Jarvis Mac
A fully local voice assistant on Apple Silicon — streaming pipeline, speculative decoding, on-device RAG.
The AI part
End-to-end streaming on a Mac: VAD → STT → LLM (per-session prompt cache + speculative decoding) → TTS, with browser AEC and acoustic echo cancellation, plus a phoneme recognizer that learns mispronunciations from a single voice sample.
Stack
Why I built this
I wanted to know how far you could push a serious voice assistant on a single laptop. Not a prototype. A daily driver.
How it works
- Streaming pipeline. Mic → Silero VAD → parakeet-mlx STT → mlx-lm LLM → Kokoro TTS → speakers. Every stage starts the moment it has enough input; nothing waits for “done.”
- Per-session prompt cache. The KV cache for the system prefix is reused across turns within a conversation, so the model effectively “remembers” without recomputing.
- Speculative decoding. Profile-scoped — auto-detects when a smaller draft model is compatible with the target and falls back gracefully when it isn’t.
- Pronunciation learning. A teach-by-voice UI: I say “say my name like this” once, and a wav2vec2-based acoustic comparator + a regex layer remember it forever.
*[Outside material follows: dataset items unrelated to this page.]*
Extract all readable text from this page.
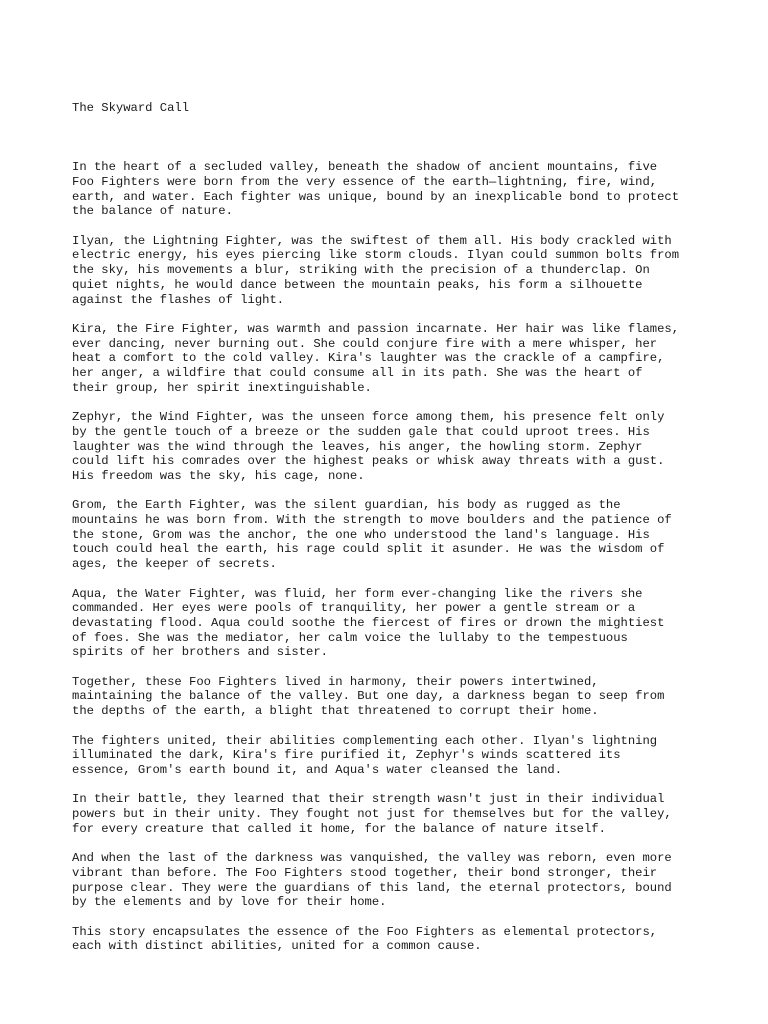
The Skyward Call

In the heart of a secluded valley, beneath the shadow of ancient mountains, five
Foo Fighters were born from the very essence of the earth—lightning, fire, wind,
earth, and water. Each fighter was unique, bound by an inexplicable bond to protect
the balance of nature.
Ilyan, the Lightning Fighter, was the swiftest of them all. His body crackled with
electric energy, his eyes piercing like storm clouds. Ilyan could summon bolts from
the sky, his movements a blur, striking with the precision of a thunderclap. On
quiet nights, he would dance between the mountain peaks, his form a silhouette
against the flashes of light.
Kira, the Fire Fighter, was warmth and passion incarnate. Her hair was like flames,
ever dancing, never burning out. She could conjure fire with a mere whisper, her
heat a comfort to the cold valley. Kira's laughter was the crackle of a campfire,
her anger, a wildfire that could consume all in its path. She was the heart of
their group, her spirit inextinguishable.
Zephyr, the Wind Fighter, was the unseen force among them, his presence felt only
by the gentle touch of a breeze or the sudden gale that could uproot trees. His
laughter was the wind through the leaves, his anger, the howling storm. Zephyr
could lift his comrades over the highest peaks or whisk away threats with a gust.
His freedom was the sky, his cage, none.
Grom, the Earth Fighter, was the silent guardian, his body as rugged as the
mountains he was born from. With the strength to move boulders and the patience of
the stone, Grom was the anchor, the one who understood the land's language. His
touch could heal the earth, his rage could split it asunder. He was the wisdom of
ages, the keeper of secrets.
Aqua, the Water Fighter, was fluid, her form ever-changing like the rivers she
commanded. Her eyes were pools of tranquility, her power a gentle stream or a
devastating flood. Aqua could soothe the fiercest of fires or drown the mightiest
of foes. She was the mediator, her calm voice the lullaby to the tempestuous
spirits of her brothers and sister.
Together, these Foo Fighters lived in harmony, their powers intertwined,
maintaining the balance of the valley. But one day, a darkness began to seep from
the depths of the earth, a blight that threatened to corrupt their home.
The fighters united, their abilities complementing each other. Ilyan's lightning
illuminated the dark, Kira's fire purified it, Zephyr's winds scattered its
essence, Grom's earth bound it, and Aqua's water cleansed the land.
In their battle, they learned that their strength wasn't just in their individual
powers but in their unity. They fought not just for themselves but for the valley,
for every creature that called it home, for the balance of nature itself.
And when the last of the darkness was vanquished, the valley was reborn, even more
vibrant than before. The Foo Fighters stood together, their bond stronger, their
purpose clear. They were the guardians of this land, the eternal protectors, bound
by the elements and by love for their home.
This story encapsulates the essence of the Foo Fighters as elemental protectors,
each with distinct abilities, united for a common cause.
- Phase 4 RAG. A separate document indexer LXC ingests iCloud and TrueNAS docs into sqlite-vec; the assistant answers from them at conversation speed.
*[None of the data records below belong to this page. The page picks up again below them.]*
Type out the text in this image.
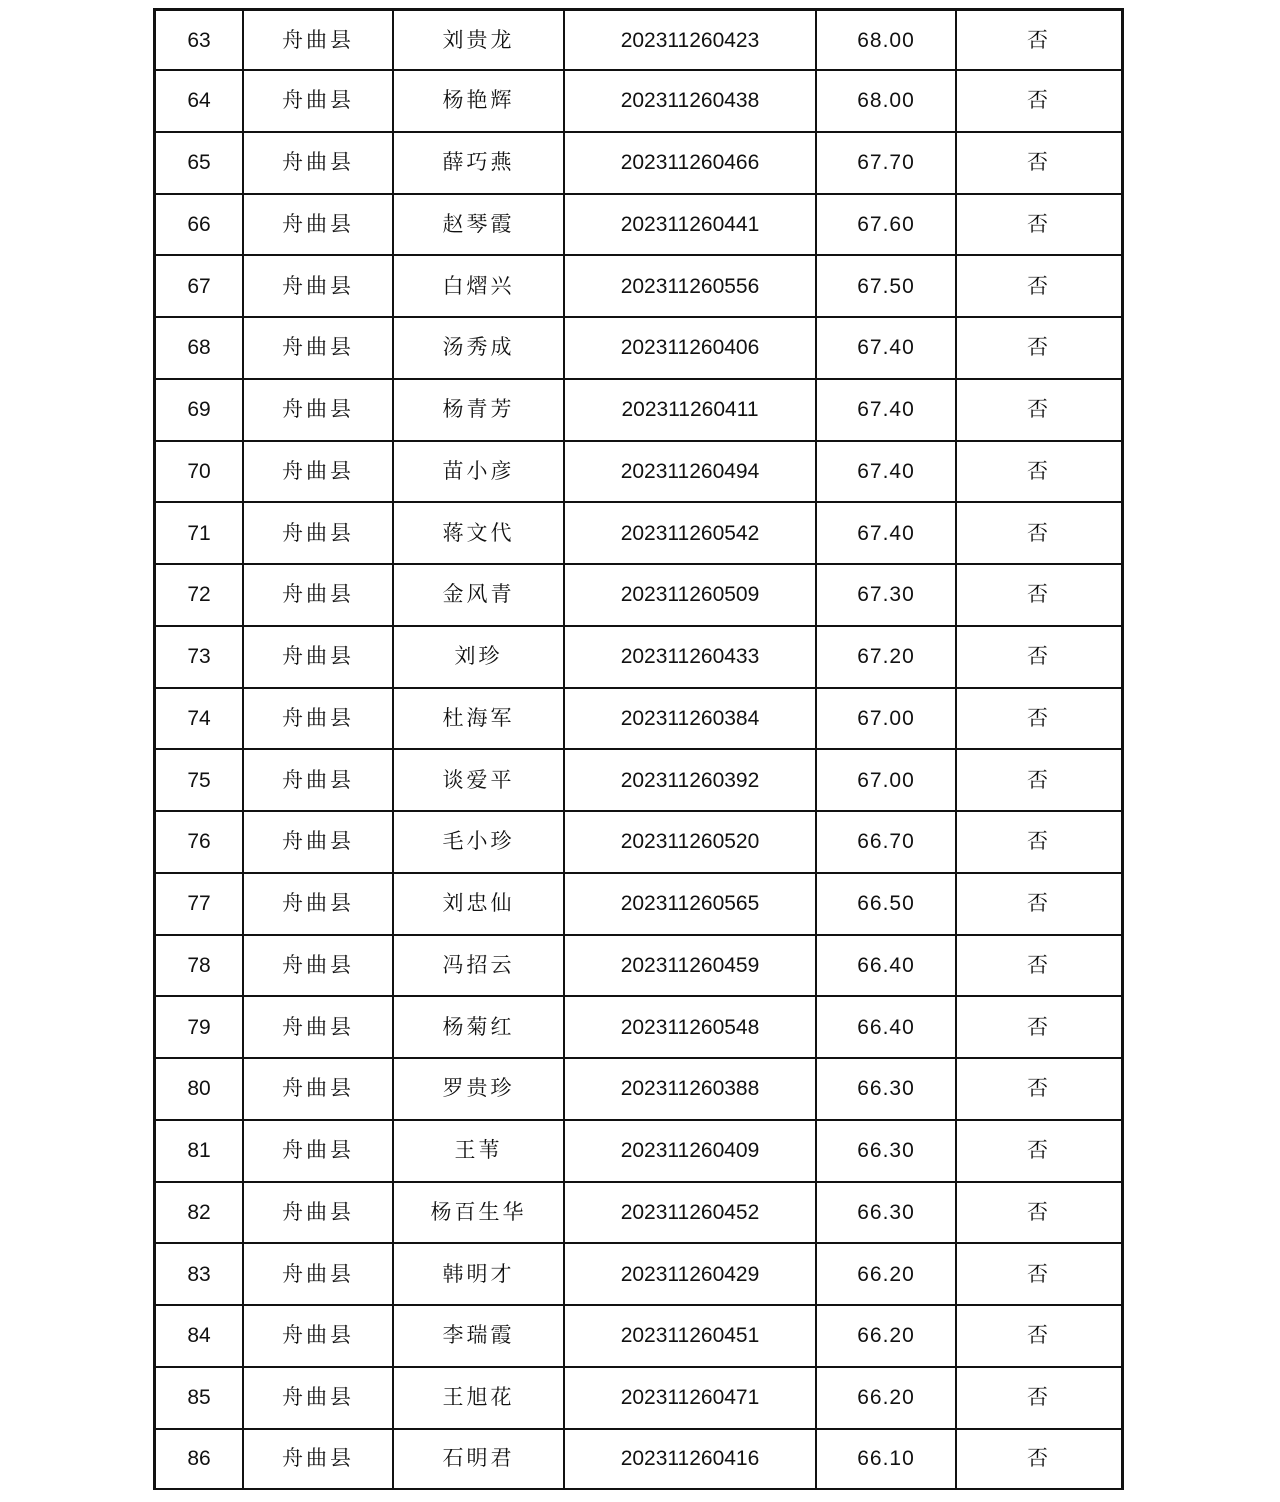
63	舟曲县	刘贵龙	202311260423	68.00	否
64	舟曲县	杨艳辉	202311260438	68.00	否
65	舟曲县	薛巧燕	202311260466	67.70	否
66	舟曲县	赵琴霞	202311260441	67.60	否
67	舟曲县	白熠兴	202311260556	67.50	否
68	舟曲县	汤秀成	202311260406	67.40	否
69	舟曲县	杨青芳	202311260411	67.40	否
70	舟曲县	苗小彦	202311260494	67.40	否
71	舟曲县	蒋文代	202311260542	67.40	否
72	舟曲县	金风青	202311260509	67.30	否
73	舟曲县	刘珍	202311260433	67.20	否
74	舟曲县	杜海军	202311260384	67.00	否
75	舟曲县	谈爱平	202311260392	67.00	否
76	舟曲县	毛小珍	202311260520	66.70	否
77	舟曲县	刘忠仙	202311260565	66.50	否
78	舟曲县	冯招云	202311260459	66.40	否
79	舟曲县	杨菊红	202311260548	66.40	否
80	舟曲县	罗贵珍	202311260388	66.30	否
81	舟曲县	王苇	202311260409	66.30	否
82	舟曲县	杨百生华	202311260452	66.30	否
83	舟曲县	韩明才	202311260429	66.20	否
84	舟曲县	李瑞霞	202311260451	66.20	否
85	舟曲县	王旭花	202311260471	66.20	否
86	舟曲县	石明君	202311260416	66.10	否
- iOS twin. A native AVFoundation client that does hardware AEC on the phone, so I can talk to the same brain from anywhere.
What it took
- SQLite schema v5 with FTS + vec embeddings, hybrid retrieval (last 4 messages + top 5 facts + 2 past convos).
- launchd service so it’s just always there.
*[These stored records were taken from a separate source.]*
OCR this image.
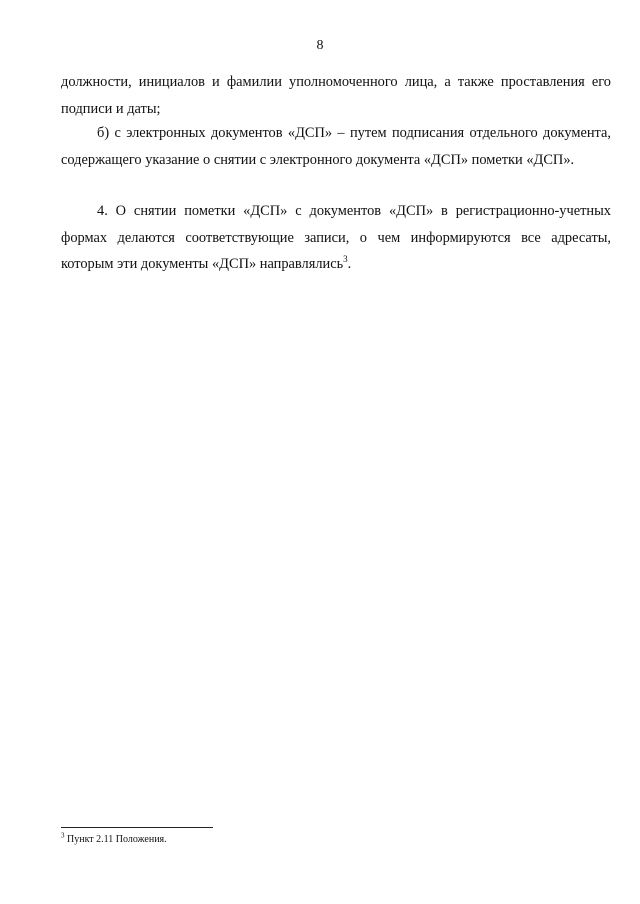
8

должности, инициалов и фамилии уполномоченного лица, а также проставления его подписи и даты;

б) с электронных документов «ДСП» – путем подписания отдельного документа, содержащего указание о снятии с электронного документа «ДСП» пометки «ДСП».

4. О снятии пометки «ДСП» с документов «ДСП» в регистрационно-учетных формах делаются соответствующие записи, о чем информируются все адресаты, которым эти документы «ДСП» направлялись$^3$.

$^3$ Пункт 2.11 Положения.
- iCloud → TrueNAS rsync over SSH for offline doc availability.
- 383 tests, currently green. Per-user voice profiles (
af_heart,af_jessica).
What I learned
When the round-trip latency matters more than the benchmark score, every layer of the stack has to cooperate. The win wasn’t a clever prompt — it was prompt caching and speculative decoding playing nicely together with a streaming TTS that doesn’t wait for the model to finish.